一度は足を運んでみたいと思っていた佐川美術館へ。京都へ越してきて近くなったのだからと思いつつなかなか腰が上がらなかった。そんなところへ友人からチケットをもらう。よしっ。この機を逃してなるまいぞ!とすぐにお茶室の見学予約。車でないと少々不便とお聞きしていたけれど、さにあらず。恐らく公共交通に慣れているのと、毎年旅するイタリアでも列車とバスの旅で、それに比べれば、というところもあるのかもしれないけれど(笑)
行きはJR琵琶湖線を使い守山へ。そこからバス。帰りは美術館からバスでJR堅田駅へ出て、JR湖西線で京都へ戻った。堅田駅の方が近く、琵琶湖大橋も通るルートで眺めもいい。さらにバスがICカード利用可能でした。
美術館到着後まずはカフェで腹ごしらえ。小川珈琲さんの運営のようです。やぎはお蕎麦のセット、私はお蕎麦単品、それにビール。目の敵にしているスーパードライでも頼んでしまうのがノンベの証し。瓶だからと言い訳しつつ(笑)目の前に広がる光景は気持ちがいいし、テーブルもゆったり配置は好印象。
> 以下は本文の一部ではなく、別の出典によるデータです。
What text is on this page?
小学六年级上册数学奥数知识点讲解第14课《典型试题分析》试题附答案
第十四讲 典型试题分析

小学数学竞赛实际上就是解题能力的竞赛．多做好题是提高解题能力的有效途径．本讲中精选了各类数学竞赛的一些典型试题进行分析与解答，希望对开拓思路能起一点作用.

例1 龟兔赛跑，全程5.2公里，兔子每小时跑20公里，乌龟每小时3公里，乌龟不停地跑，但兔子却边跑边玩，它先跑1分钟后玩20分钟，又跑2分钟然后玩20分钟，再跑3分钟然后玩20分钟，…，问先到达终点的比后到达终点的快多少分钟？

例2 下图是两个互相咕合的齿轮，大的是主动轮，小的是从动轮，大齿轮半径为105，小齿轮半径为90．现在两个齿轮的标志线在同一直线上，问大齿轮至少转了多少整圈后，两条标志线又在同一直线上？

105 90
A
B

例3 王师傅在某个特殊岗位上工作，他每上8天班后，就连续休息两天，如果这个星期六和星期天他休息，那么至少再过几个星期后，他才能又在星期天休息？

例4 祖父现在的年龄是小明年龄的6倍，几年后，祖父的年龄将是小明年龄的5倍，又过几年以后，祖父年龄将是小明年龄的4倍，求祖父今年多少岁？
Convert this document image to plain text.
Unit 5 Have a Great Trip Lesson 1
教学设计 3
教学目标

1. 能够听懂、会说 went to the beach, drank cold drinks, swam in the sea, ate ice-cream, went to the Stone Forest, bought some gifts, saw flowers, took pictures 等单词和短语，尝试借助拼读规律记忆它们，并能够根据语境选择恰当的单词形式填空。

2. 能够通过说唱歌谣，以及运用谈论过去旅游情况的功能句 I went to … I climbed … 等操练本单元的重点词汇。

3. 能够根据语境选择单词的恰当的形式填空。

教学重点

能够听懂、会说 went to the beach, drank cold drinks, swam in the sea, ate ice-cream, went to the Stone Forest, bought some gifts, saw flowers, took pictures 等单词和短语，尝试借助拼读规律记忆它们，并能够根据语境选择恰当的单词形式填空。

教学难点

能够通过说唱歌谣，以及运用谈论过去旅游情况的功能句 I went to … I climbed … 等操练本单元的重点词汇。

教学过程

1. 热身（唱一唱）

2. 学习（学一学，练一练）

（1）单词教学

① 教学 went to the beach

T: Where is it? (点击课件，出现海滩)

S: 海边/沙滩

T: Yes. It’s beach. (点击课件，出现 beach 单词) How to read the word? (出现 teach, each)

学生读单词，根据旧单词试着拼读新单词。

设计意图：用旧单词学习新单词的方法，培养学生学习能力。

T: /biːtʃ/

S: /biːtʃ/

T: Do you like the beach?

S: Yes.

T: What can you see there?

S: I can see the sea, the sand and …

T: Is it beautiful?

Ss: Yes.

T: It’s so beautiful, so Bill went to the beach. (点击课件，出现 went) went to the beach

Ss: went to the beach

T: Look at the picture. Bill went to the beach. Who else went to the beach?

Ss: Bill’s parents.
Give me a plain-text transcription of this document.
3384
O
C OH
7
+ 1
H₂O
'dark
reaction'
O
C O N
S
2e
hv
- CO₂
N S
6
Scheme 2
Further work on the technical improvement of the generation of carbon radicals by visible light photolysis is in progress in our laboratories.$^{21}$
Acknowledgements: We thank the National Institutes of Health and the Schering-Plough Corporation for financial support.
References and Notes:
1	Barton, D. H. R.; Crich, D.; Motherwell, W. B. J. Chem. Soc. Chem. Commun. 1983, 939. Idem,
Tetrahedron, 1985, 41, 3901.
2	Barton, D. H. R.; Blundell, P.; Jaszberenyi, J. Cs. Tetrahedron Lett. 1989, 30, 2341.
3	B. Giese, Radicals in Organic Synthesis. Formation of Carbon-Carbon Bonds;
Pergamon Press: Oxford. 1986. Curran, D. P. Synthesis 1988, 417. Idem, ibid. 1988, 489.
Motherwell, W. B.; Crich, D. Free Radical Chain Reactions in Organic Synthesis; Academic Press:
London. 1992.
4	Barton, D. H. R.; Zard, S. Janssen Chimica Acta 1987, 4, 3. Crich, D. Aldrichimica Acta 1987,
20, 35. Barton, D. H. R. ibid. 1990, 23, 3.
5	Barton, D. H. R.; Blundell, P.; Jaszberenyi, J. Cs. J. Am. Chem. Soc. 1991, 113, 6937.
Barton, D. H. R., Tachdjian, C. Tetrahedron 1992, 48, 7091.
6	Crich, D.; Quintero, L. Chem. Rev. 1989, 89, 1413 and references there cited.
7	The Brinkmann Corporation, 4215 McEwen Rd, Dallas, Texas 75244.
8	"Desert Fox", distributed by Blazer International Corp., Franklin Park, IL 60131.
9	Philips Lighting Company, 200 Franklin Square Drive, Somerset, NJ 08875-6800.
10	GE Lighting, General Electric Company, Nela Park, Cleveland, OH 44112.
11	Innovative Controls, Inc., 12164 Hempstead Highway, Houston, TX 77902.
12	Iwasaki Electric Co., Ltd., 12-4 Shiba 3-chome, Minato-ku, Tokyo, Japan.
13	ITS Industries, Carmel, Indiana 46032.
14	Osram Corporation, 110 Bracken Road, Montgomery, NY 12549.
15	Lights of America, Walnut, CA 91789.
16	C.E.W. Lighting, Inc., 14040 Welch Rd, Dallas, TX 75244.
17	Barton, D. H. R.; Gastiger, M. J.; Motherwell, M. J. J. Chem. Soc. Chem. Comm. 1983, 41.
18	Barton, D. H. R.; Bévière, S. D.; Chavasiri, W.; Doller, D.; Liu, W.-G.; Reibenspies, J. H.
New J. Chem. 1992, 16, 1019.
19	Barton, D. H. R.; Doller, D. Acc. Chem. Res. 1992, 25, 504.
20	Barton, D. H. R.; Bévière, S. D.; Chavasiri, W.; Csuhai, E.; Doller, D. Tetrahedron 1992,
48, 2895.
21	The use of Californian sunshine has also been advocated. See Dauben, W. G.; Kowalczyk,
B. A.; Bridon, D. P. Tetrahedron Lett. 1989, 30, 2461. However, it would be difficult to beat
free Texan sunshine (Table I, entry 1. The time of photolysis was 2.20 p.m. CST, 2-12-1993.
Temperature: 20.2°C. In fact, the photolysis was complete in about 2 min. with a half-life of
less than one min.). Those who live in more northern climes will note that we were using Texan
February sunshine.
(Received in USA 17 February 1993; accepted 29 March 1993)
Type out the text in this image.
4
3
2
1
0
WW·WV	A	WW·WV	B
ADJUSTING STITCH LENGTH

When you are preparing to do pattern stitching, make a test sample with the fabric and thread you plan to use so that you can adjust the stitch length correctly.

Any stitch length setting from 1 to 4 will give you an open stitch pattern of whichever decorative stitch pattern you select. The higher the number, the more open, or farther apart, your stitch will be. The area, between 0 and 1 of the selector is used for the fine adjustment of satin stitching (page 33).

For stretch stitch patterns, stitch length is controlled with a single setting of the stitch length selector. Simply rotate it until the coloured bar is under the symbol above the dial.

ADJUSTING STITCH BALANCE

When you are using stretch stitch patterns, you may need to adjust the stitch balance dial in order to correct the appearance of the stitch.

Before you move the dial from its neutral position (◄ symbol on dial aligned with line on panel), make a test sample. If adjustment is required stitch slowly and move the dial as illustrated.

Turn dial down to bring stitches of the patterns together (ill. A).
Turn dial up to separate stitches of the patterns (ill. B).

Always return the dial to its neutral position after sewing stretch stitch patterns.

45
テーブルと椅子にはもう少しがんばって欲しいところ。
お腹も満たされたところで展示をゆっくり見る。まずは樂吉左衞門館から。開催中の展示会「吉左衞門X 暗闇の音 静寂の光」を面白く見る。その後、平山郁夫館、佐藤忠良館を廻り、カフェでブレイク。そして最後に一番のお楽しみ、事前に申し込んだ3時からのお茶室見学。入館料とは別途@千円はなかなか強気(笑)約30分間のガイドツアー。
何年か前にこのお茶室制作のドキュメンタリーを観た。その後、楽さんご自身からお茶室設計のお話を伺う機会もあり、この目で実際に見るのをとても楽しみにしていた。楽さんのお茶碗同様、ぱっと見た目には斬新で大胆に映るけれど、その空間に身体を委ねると、細やかで基本の美しさは微塵も失われていないことに気付く。現代の孤篷庵、とでも言えるだろうか。とにかく二人とも大いに気に入る。今の季節は浮島に葦と蒲の姿がなく、水の中に立つ、ちょっと剽軽な「蝦夷鹿」(佐藤忠良作)や、道路を往来する車などが見えているけれど、もう少しすると背丈ほど伸びて、お茶室から見えるのは比叡山の稜線だけだそうだ(以前はこれも見えない程、葦と蒲が背を伸ばしたそうですが、最近は少し成長が弱まっているとか)。そんな季節にまた訪れたい。できればお茶会で再訪したいものです。